В течение нескольких минут разговор шел о самых обычных для летчиков вещах. Зернов просмотрел маршрут и несколько изменил длинную красную линию, тянувшуюся на карте от аэродрома к вражеской переправе. Потом, исчерпав все деловое, он коротко и внушительно сказал:
- Помните, лейтенант Мочалов, ваш вылет на эту цель по счету четвертый. Переправу нужно разбомбить во что бы то ни стало. Сколько бы ни было "мессершмиттов", зенитного огня и прочей чертовщины - пробейтесь к цели. Не бросайте бомбы с большой высоты - пустое дело! Ниже трехсот метров тоже не снижайтесь. Запрещаю. Собьют как куропатку!
Генерал внимательно посмотрел на Мочалова. За долгие годы командирской работы он привык, провожая летчика в опасный полет, по его глазам, по интонации, с которой тот повторяет приказ, угадывать, с кем он имеет дело - с человеком твердым, уверенным в себе или с человеком неровным, колеблющимся. Лейтенантом он остался доволен. В ответ Мочалов кивнул головой, и его глаза заблестели тем особенным блеском, какой так свойствен людям порывистым, быстрым в движениях, горячим в поступках. Неожиданно серые глаза Мочалова потемнели, и, отводя их в сторону, он тихо, но твердо произнес:
- Если не разобью - врежусь!
Зернову показалось - юноша рисуется.
- Ну-ну, - сердито перебил он, - мне мастерство нужно, а не трюкачество. - Зернов еще раз пристально посмотрел на Мочалова и только теперь понял, насколько тот молод. Тронутые загаром щеки лейтенанта покрывал пушок, на носу лепились веснушки. Лицо юноши в эту минуту было по-особенному красивым. Раздулись от волнения ноздри тонкого заостренного носа, над переносьем почти сомкнулись густые черные брови. Волосы, выбившиеся из-под шлемофона, и глаза, широкие, серые, вдруг напомнили генералу о самом дорогом, о чем так тяжело было вспоминать. Генерал болезненно поморщился: "Как он похож на моего Ваську!"
Мочалов стоял выпрямившись, придерживая рукой планшет с картой.

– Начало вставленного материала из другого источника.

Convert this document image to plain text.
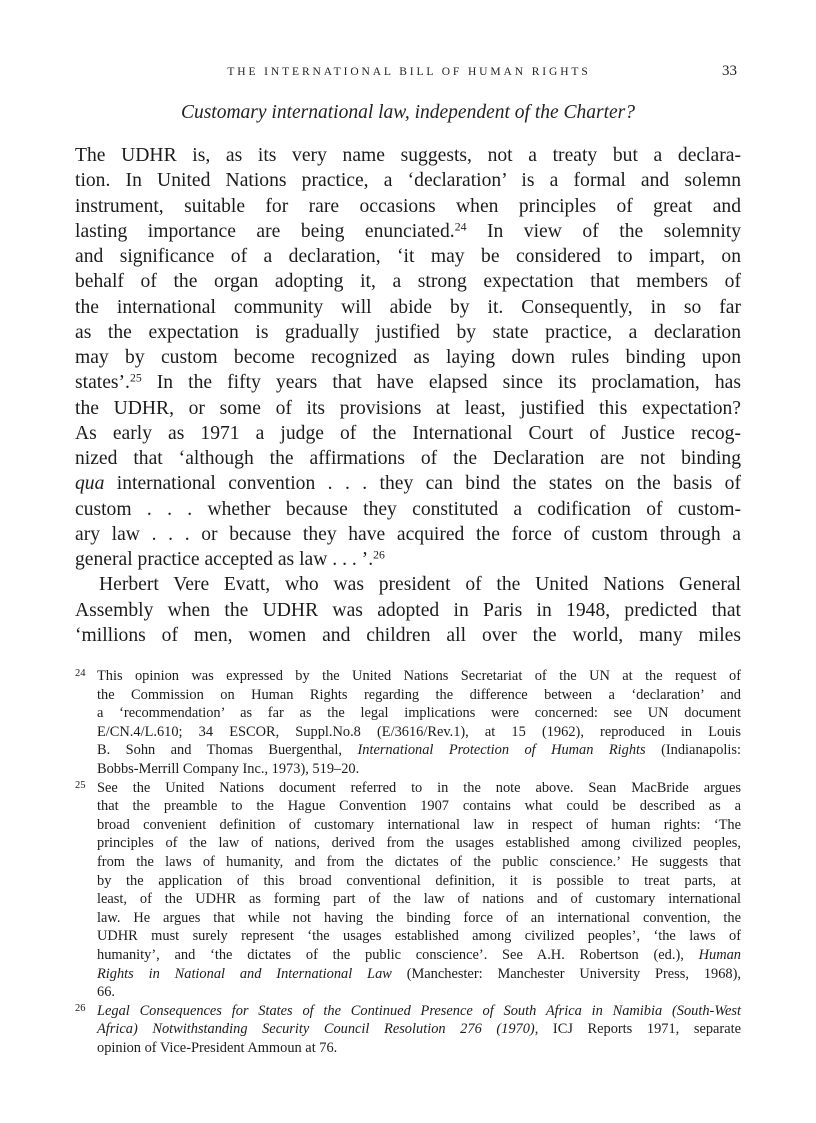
THE INTERNATIONAL BILL OF HUMAN RIGHTS	33
Customary international law, independent of the Charter?
The UDHR is, as its very name suggests, not a treaty but a declara-
tion. In United Nations practice, a ‘declaration’ is a formal and solemn
instrument, suitable for rare occasions when principles of great and
lasting importance are being enunciated.$^{24}$ In view of the solemnity
and significance of a declaration, ‘it may be considered to impart, on
behalf of the organ adopting it, a strong expectation that members of
the international community will abide by it. Consequently, in so far
as the expectation is gradually justified by state practice, a declaration
may by custom become recognized as laying down rules binding upon
states’.$^{25}$ In the fifty years that have elapsed since its proclamation, has
the UDHR, or some of its provisions at least, justified this expectation?
As early as 1971 a judge of the International Court of Justice recog-
nized that ‘although the affirmations of the Declaration are not binding
qua international convention . . . they can bind the states on the basis of
custom . . . whether because they constituted a codification of custom-
ary law . . . or because they have acquired the force of custom through a
general practice accepted as law . . . ’.$^{26}$
Herbert Vere Evatt, who was president of the United Nations General
Assembly when the UDHR was adopted in Paris in 1948, predicted that
‘millions of men, women and children all over the world, many miles
24 This opinion was expressed by the United Nations Secretariat of the UN at the request of
the Commission on Human Rights regarding the difference between a ‘declaration’ and
a ‘recommendation’ as far as the legal implications were concerned: see UN document
E/CN.4/L.610; 34 ESCOR, Suppl.No.8 (E/3616/Rev.1), at 15 (1962), reproduced in Louis
B. Sohn and Thomas Buergenthal, International Protection of Human Rights (Indianapolis:
Bobbs-Merrill Company Inc., 1973), 519–20.
25 See the United Nations document referred to in the note above. Sean MacBride argues
that the preamble to the Hague Convention 1907 contains what could be described as a
broad convenient definition of customary international law in respect of human rights: ‘The
principles of the law of nations, derived from the usages established among civilized peoples,
from the laws of humanity, and from the dictates of the public conscience.’ He suggests that
by the application of this broad conventional definition, it is possible to treat parts, at
least, of the UDHR as forming part of the law of nations and of customary international
law. He argues that while not having the binding force of an international convention, the
UDHR must surely represent ‘the usages established among civilized peoples’, ‘the laws of
humanity’, and ‘the dictates of the public conscience’. See A.H. Robertson (ed.), Human
Rights in National and International Law (Manchester: Manchester University Press, 1968),
66.
26 Legal Consequences for States of the Continued Presence of South Africa in Namibia (South-West
Africa) Notwithstanding Security Council Resolution 276 (1970), ICJ Reports 1971, separate
opinion of Vice-President Ammoun at 76.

- Разрешите идти? - обратился он.
Внезапное воспоминание о сыне заслонило перед Зерновым все окружающее. Сын Василий тоже был штурмовиком и погиб где-то на севере в суровую зиму ленинградской блокады, при малоизвестных для отца обстоятельствах. Зернов, тогда еще полковник, узнал об этом в один из февральских дней, направляясь из штаба в столовую. На пути кто-то обратился к нему и передал конверт. Командир дивизии увидел, что адрес с номером полевой почты части, где служит сын, написан незнакомой рукой, и заволновался, почувствовав недоброе.
Стараясь овладеть собой, он разорвал конверт, развернул вложенный в него листок. И запрыгали перед глазами буквы:
"Ваш сын, лейтенант Зернов Василий Алексеевич, на 68-м боевом вылете погиб смертью героя. Подбитый ЗА противника, он, по примеру Гастелло, врезался на своем горящем самолете в фашистский бензосклад. Мы глубоко скорбим…"
Дальше читать не стал. В тексте так и были оставлены штабные сокращения: вместо слов "зенитная артиллерия" стояли буквы "ЗА", вместо "бензиновый склад" было написано "бензосклад". Торопливо, будто опасаясь, что кто-нибудь через плечо заглянет в письмо и все узнает, он скомкал листок. Так и стоял на дороге, и офицеры, старательно козыряя, обходили командира дивизии. Шел снег. Косыми мокрыми хлопьями он падал за воротник шинели, а Зернов стоял… Стоял не сгорбившись, а еще больше выпрямившись, и только стиснутые в одну полоску губы да сузившиеся глаза под сединой бровей выдавали его бесконечное горе.
Давно это было, в самом начале войны. Но встреча с Мочаловым так остро напомнила тот день… Лейтенант продолжал стоять навытяжку. Он понимал, что генерал о чем-то задумался.
- Разрешите идти? - повторил он наконец.